The protests against the new citizenship law have the air of a final cry to salvage our dignity before we are made second-class citizens, or worse, noncitizens.

In an election, while most citizens vote for material benefits and aspirations, India’s Muslims are reduced to voting for their security. Despite Mr. Kejriwal and his A.A.P.’s sidestepping the issues concerning Muslims, Delhi’s Muslims overwhelmingly backed his party because it is not actively hostile to them.

To interpret defeat of Mr. Modi’s party in Delhi with his project of Hindu majoritarianism would be a grave misreading of the verdict. In a recent survey, four-fifths of Delhi’s voters favored Mr. Modi and three-fourths of Delhi’s voters expressed satisfaction with his federal government.

It is unclear whether Mr.

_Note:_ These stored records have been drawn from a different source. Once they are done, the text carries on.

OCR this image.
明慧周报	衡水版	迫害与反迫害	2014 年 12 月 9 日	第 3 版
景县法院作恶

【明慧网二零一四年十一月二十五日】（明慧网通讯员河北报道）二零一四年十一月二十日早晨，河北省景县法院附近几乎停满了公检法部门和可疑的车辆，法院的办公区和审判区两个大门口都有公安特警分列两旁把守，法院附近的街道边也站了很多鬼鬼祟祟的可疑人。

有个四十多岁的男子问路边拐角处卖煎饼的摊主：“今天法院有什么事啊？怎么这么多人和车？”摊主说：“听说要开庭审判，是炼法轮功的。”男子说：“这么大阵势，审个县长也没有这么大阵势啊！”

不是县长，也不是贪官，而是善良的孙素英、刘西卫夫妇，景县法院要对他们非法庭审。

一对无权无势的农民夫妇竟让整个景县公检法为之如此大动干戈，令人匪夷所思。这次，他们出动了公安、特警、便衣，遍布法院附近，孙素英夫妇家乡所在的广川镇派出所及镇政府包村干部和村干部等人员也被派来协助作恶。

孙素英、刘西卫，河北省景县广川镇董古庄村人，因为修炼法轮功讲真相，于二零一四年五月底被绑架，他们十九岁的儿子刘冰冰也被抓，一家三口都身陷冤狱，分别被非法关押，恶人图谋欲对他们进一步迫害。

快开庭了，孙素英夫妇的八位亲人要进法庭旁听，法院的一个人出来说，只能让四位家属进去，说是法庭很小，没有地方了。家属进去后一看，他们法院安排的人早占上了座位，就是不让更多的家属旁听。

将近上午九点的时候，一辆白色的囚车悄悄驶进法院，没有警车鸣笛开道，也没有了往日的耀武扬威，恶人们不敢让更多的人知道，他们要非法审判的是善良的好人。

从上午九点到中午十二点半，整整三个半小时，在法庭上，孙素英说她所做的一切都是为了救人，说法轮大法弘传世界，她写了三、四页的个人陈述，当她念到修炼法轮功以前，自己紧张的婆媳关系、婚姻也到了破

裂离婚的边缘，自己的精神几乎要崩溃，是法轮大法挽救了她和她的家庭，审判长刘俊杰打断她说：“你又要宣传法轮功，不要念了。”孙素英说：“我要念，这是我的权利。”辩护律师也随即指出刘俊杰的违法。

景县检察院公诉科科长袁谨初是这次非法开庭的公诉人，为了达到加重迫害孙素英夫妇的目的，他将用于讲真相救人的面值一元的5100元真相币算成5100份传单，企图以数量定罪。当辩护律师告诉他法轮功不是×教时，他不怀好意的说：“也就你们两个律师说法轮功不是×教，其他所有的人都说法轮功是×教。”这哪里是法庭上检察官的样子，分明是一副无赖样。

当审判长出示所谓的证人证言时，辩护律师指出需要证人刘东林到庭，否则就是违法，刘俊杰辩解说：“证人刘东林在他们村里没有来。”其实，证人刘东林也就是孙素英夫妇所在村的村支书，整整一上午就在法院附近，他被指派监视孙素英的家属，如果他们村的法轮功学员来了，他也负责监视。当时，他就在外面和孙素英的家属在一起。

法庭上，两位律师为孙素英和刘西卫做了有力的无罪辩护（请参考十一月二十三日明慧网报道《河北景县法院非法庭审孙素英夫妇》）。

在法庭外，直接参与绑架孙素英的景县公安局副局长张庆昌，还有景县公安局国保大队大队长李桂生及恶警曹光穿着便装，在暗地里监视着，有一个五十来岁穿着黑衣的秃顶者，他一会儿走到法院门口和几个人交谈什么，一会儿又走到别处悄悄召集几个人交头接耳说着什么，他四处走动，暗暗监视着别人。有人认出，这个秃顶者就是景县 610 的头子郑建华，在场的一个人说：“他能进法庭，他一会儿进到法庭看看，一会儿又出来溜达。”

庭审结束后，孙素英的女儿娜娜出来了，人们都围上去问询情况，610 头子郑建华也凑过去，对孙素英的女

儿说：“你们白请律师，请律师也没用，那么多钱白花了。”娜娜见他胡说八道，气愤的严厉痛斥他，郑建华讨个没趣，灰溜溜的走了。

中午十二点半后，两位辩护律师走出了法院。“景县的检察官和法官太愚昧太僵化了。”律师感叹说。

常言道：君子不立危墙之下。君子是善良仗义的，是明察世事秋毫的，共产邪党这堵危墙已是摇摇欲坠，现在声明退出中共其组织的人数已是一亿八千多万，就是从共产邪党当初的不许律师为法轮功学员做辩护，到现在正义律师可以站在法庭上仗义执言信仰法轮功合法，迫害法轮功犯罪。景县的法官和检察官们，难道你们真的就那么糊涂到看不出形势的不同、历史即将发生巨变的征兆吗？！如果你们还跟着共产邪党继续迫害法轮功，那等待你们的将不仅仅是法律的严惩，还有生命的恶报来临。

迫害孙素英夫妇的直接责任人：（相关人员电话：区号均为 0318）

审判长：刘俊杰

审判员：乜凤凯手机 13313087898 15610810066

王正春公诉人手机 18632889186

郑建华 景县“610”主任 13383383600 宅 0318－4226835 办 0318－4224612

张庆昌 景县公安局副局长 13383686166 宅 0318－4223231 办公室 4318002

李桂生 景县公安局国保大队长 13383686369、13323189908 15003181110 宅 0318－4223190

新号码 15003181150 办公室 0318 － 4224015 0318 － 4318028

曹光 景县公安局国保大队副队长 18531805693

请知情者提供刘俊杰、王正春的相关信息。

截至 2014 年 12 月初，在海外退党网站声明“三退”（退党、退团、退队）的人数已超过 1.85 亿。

Kejriwal’s model of good governance and service delivery while ignoring the contentious sectarian and militant nationalist positions of the Hindu nationalists can be replicated outside the relatively small, urban state of Delhi.

Since its inception, the Hindu nationalist movement, of which the B.J.P. is the electoral branch, had a single goal: Hindu supremacy. There are no politicians who have the gumption to challenge Mr. Modi and his B.J.P. on that central vision. Mr. Modi and his party might lose the occasional election but they have won the ideological war.

Asim Ali is a writer and researcher working for the Centre for Policy Research in New Delhi.